In this paper, we have proposed a new inter-frame coding scheme in which the OT (e.g., a DCT) used in conventional hybrid coding schemes is replaced by a non-causal IP method. Application of this IP method can potentially reduce the amount of signal power a priori. Since IP methods utilize spatial correlations between pixels, we believe them to be more effective than OT (which merely perform a domain transform) for residual data that have been compressed after MC inter-frame prediction. However, combining our method with OT is also of great research interest, as shown above in Section 2 of this paper.

Accordingly, we have also introduced conditional pel replenishment to our scheme. Moreover, no additional overhead information is added by employing our method. Our model thus has the three characteristic features shown in Section 2.6. Simulation results of the proposed method in Section 3 showed that over four test sequences, the proposed scheme achieved a very considerable coding efficiency.

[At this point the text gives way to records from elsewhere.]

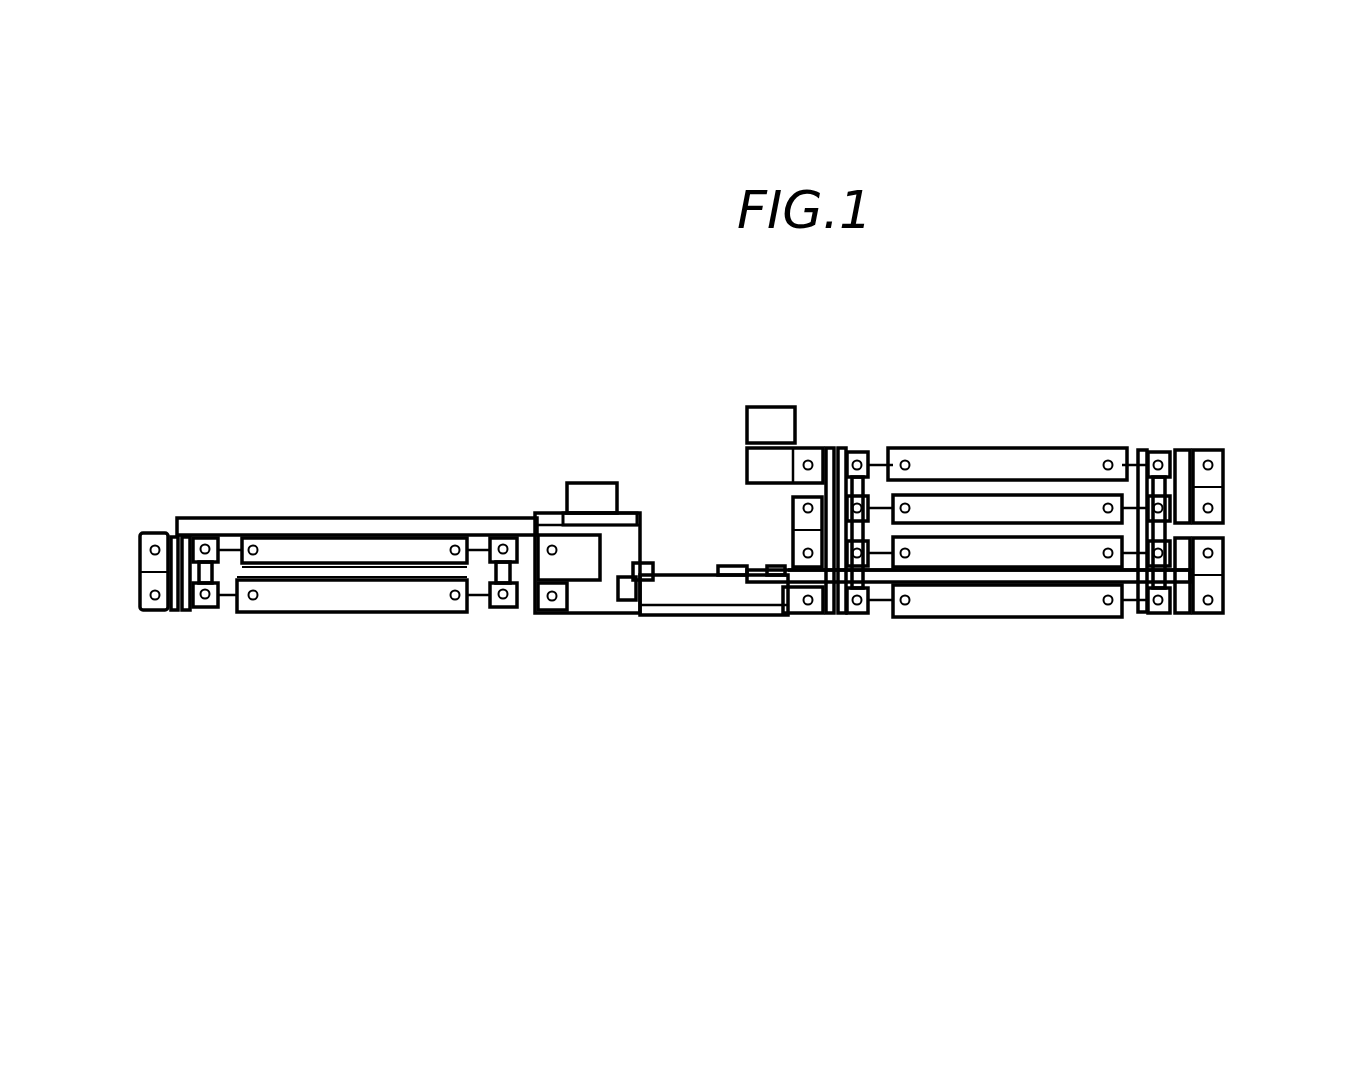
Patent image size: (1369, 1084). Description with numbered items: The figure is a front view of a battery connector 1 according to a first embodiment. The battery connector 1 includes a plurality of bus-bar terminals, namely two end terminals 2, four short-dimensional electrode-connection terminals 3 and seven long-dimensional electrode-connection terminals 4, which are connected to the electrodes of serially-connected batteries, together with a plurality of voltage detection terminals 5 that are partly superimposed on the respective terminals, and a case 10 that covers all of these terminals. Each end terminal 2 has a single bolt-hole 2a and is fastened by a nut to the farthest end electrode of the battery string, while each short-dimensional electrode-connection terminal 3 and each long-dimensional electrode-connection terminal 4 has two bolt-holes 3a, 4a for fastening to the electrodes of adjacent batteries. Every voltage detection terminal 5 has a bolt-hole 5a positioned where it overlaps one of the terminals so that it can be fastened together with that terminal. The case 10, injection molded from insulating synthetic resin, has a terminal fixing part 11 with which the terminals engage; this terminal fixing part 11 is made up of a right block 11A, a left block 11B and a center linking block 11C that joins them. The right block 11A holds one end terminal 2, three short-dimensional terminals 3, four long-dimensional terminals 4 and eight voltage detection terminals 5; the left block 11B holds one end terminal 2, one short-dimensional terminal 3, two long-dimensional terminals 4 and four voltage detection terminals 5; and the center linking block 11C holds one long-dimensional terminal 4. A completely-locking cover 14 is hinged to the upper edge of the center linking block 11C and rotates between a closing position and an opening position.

The battery connector 1 is at (341, 396).
The end terminal 2 is at (548, 535).
The bolt-hole 2a is at (535, 530).
The short-dimensional electrode-connection terminal 3 is at (138, 570).
The bolt-hole 3a is at (148, 612).
The long-dimensional electrode-connection terminal 4 is at (392, 596).
The bolt-hole 4a is at (250, 540).
The voltage detection terminal 5 is at (213, 532).
The bolt-hole 5a is at (150, 532).
The case 10 is at (598, 476).
The terminal fixing part 11 is at (1080, 618).
The right block 11A is at (998, 634).
The left block 11B is at (337, 634).
The center linking block 11C is at (593, 617).
The completely-locking cover 14 is at (762, 616).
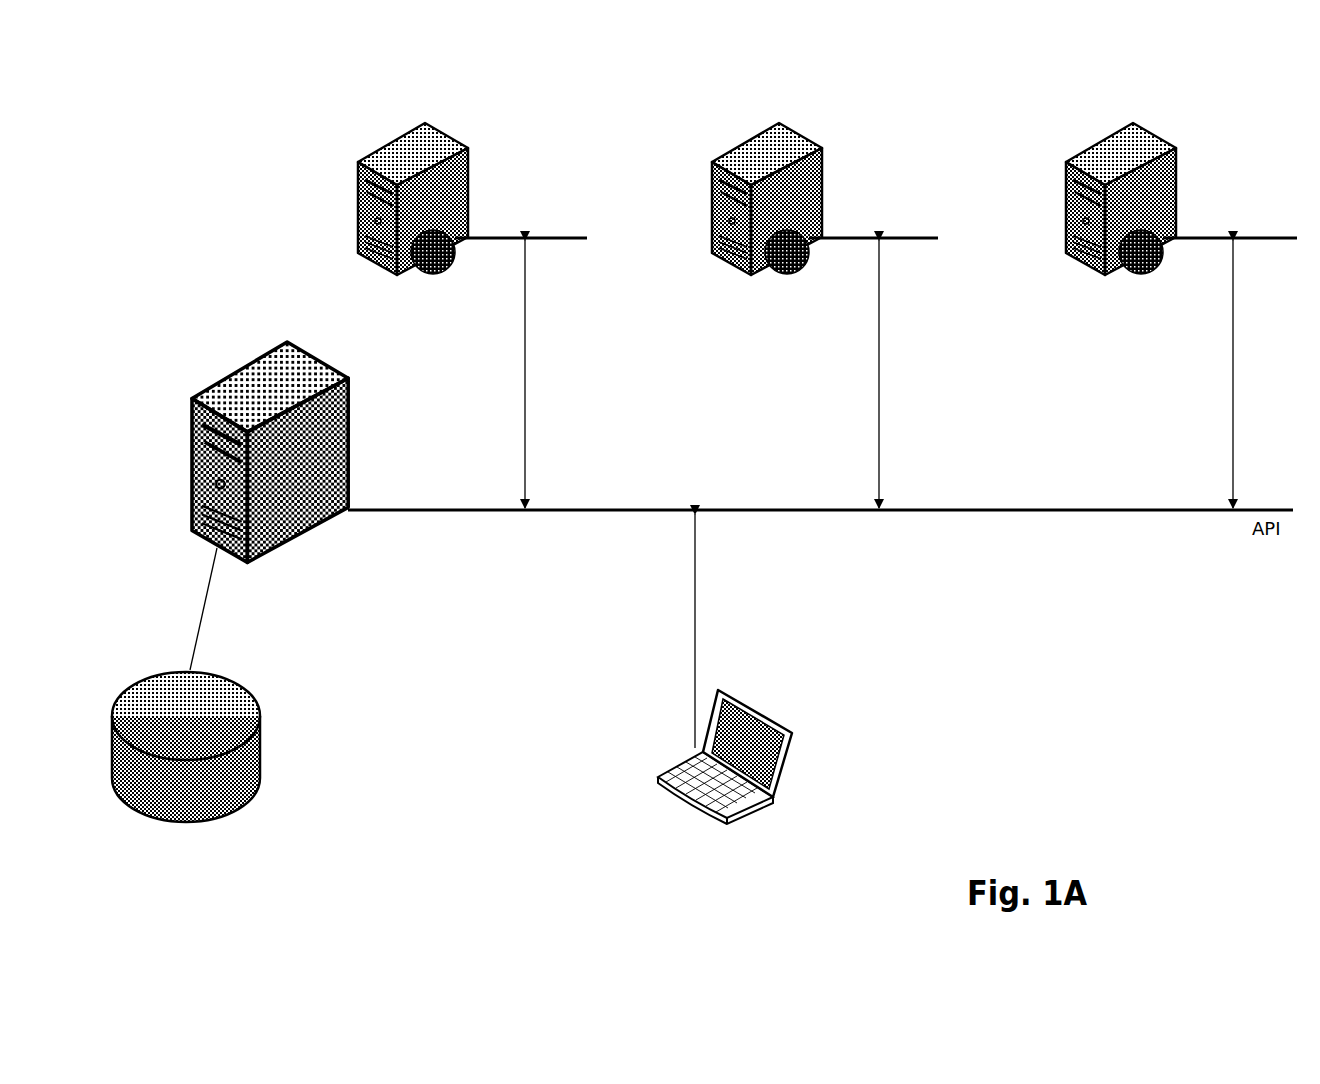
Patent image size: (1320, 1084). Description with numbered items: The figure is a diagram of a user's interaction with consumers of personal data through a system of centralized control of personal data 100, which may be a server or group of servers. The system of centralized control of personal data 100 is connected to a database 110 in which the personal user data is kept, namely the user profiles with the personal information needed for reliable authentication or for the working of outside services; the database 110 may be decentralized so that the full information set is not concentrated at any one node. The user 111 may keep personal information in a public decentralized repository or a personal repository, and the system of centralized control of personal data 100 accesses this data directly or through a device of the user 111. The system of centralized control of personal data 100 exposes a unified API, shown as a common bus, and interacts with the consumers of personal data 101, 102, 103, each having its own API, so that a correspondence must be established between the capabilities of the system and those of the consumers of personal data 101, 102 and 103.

The system of centralized control of personal data 100 is at (265, 506).
The consumer of personal data 101 is at (472, 302).
The consumer of personal data 102 is at (825, 302).
The consumer of personal data 103 is at (1181, 302).
The database 110 is at (186, 764).
The user 111 is at (724, 674).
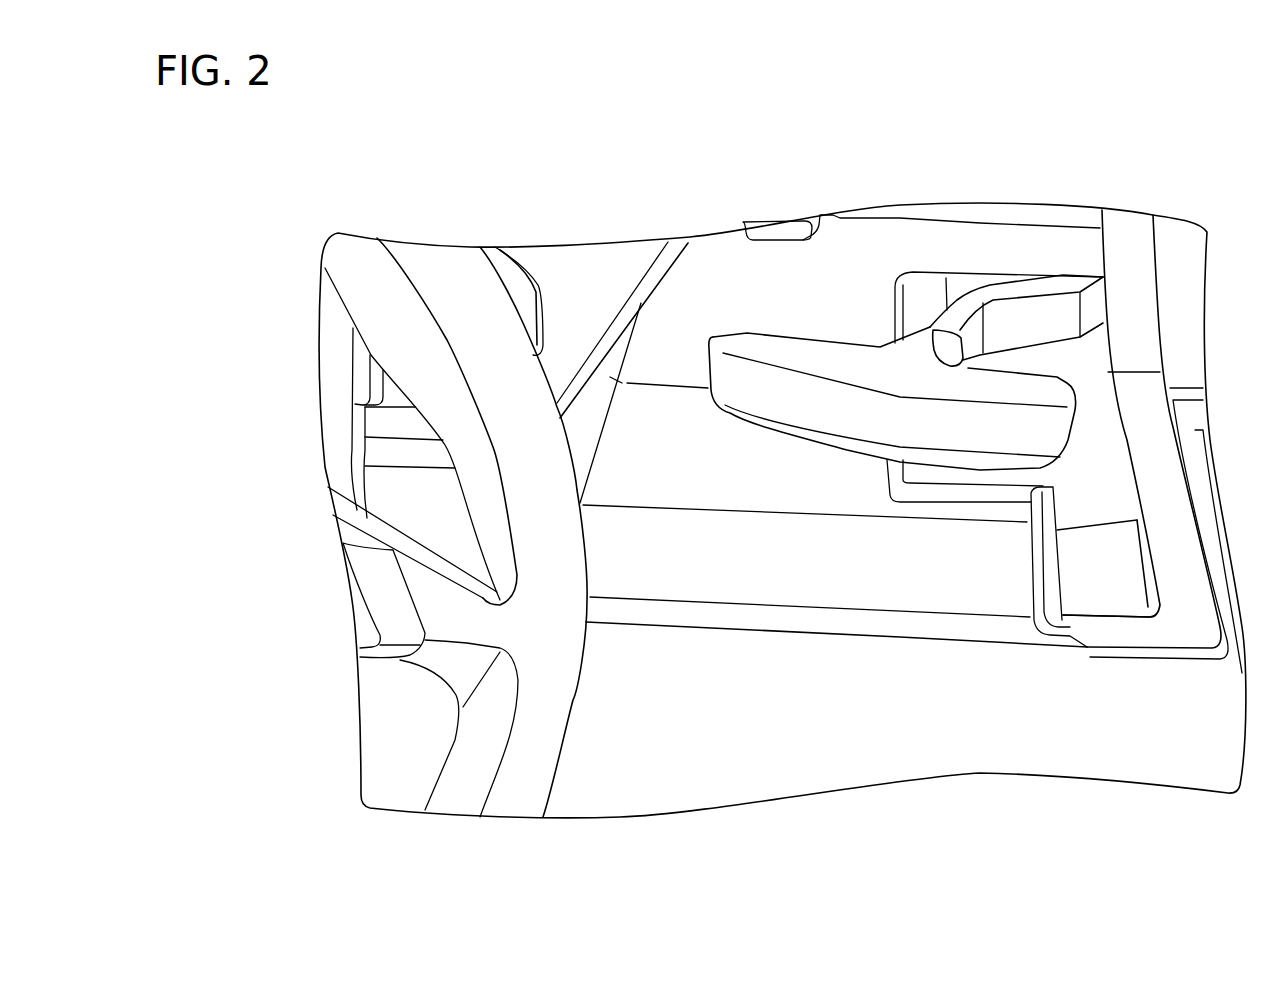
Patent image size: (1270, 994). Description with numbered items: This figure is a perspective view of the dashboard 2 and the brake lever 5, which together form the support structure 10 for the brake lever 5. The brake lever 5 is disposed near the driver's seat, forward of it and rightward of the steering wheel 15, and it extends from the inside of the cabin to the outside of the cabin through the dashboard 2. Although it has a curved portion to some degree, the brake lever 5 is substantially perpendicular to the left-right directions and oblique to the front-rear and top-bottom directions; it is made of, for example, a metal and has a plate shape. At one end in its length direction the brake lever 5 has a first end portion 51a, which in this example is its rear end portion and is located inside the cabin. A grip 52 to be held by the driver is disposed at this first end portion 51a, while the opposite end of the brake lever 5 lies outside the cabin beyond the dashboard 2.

The support structure 10 is at (1097, 158).
The dashboard 2 is at (885, 242).
The steering wheel 15 is at (462, 262).
The grip 52 is at (783, 333).
The brake lever 5 is at (1015, 292).
The first end portion 51a is at (957, 310).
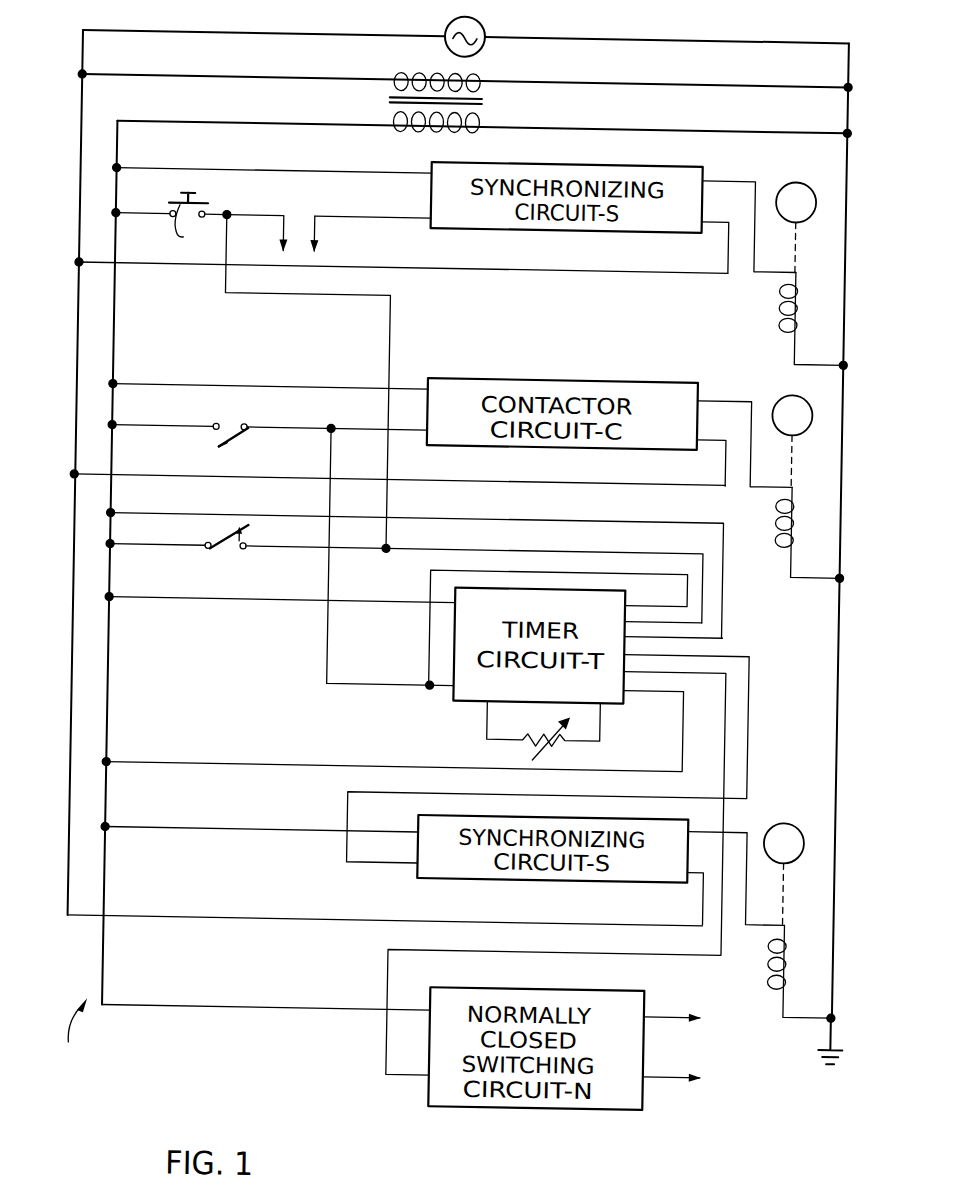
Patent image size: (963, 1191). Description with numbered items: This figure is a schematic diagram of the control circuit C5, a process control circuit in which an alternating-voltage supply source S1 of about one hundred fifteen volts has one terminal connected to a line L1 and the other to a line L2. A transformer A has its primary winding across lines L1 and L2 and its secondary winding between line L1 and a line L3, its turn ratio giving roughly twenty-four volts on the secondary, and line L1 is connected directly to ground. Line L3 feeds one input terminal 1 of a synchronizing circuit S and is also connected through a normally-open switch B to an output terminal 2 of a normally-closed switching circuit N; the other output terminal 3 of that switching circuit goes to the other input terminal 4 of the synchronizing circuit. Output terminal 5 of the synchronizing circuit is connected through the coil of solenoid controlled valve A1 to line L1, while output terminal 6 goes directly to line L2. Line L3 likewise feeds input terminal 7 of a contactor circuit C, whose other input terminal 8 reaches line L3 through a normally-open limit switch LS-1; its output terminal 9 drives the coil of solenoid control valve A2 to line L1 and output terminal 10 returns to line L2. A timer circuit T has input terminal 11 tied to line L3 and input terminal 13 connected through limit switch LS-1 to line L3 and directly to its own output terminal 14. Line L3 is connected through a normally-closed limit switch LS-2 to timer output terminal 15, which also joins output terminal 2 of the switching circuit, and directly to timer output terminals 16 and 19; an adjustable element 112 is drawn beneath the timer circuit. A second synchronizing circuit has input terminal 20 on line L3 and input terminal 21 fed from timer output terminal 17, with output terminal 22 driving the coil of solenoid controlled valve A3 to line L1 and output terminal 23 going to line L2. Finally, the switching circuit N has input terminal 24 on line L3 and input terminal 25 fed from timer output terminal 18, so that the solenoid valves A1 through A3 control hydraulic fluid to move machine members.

The synchronizing circuit input lead 1 is at (406, 166).
The output terminal 2 is at (282, 224).
The output terminal 3 is at (324, 226).
The input terminal 4 is at (399, 210).
The output terminal 5 is at (734, 168).
The output terminal 6 is at (729, 213).
The input terminal 7 is at (417, 380).
The input terminal 8 is at (419, 422).
The output terminal 9 is at (718, 376).
The output terminal 10 is at (712, 427).
The input terminal 11 is at (444, 598).
The input terminal 13 is at (445, 676).
The output terminal 14 is at (652, 594).
The output terminal 15 is at (700, 611).
The output terminal 16 is at (722, 626).
The output terminal 17 is at (740, 645).
The output terminal 18 is at (720, 662).
The output terminal 19 is at (670, 680).
The input terminal 20 is at (390, 824).
The input terminal 21 is at (390, 858).
The output terminal 22 is at (714, 822).
The output terminal 23 is at (710, 862).
The input terminal 24 is at (408, 1004).
The input terminal 25 is at (412, 1062).
The variable resistor (timer adjustment) 112 is at (563, 743).
The transformer A is at (484, 104).
The solenoid controlled valve A1 is at (814, 172).
The solenoid control valve A2 is at (783, 386).
The solenoid controlled valve A3 is at (814, 812).
The normally-open switch B is at (169, 223).
The alternating-voltage supply source S1 is at (486, 26).
The line L1 is at (848, 520).
The line L2 is at (68, 460).
The line L3 is at (112, 547).
The normally-open limit switch LS-1 is at (243, 432).
The normally-closed limit switch LS-2 is at (236, 548).
The control circuit C5 is at (192, 1032).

As a topic for future research, the conditional pel replenishment method utilized in our scheme could be improved, and this should be addressed first. Other areas that could also be explored are whether the proposed scheme can maintain high coding efficiency if the test sequence becomes large.

In conclusion, we have introduced a different approach to P-frame hybrid coding that utilizes spatial correlation for the MC residual signal. Since our hybrid video coding method has achieved high coding efficiency without employing OT, we have shown the feasibility of non-orthogonal transforms for effective coding.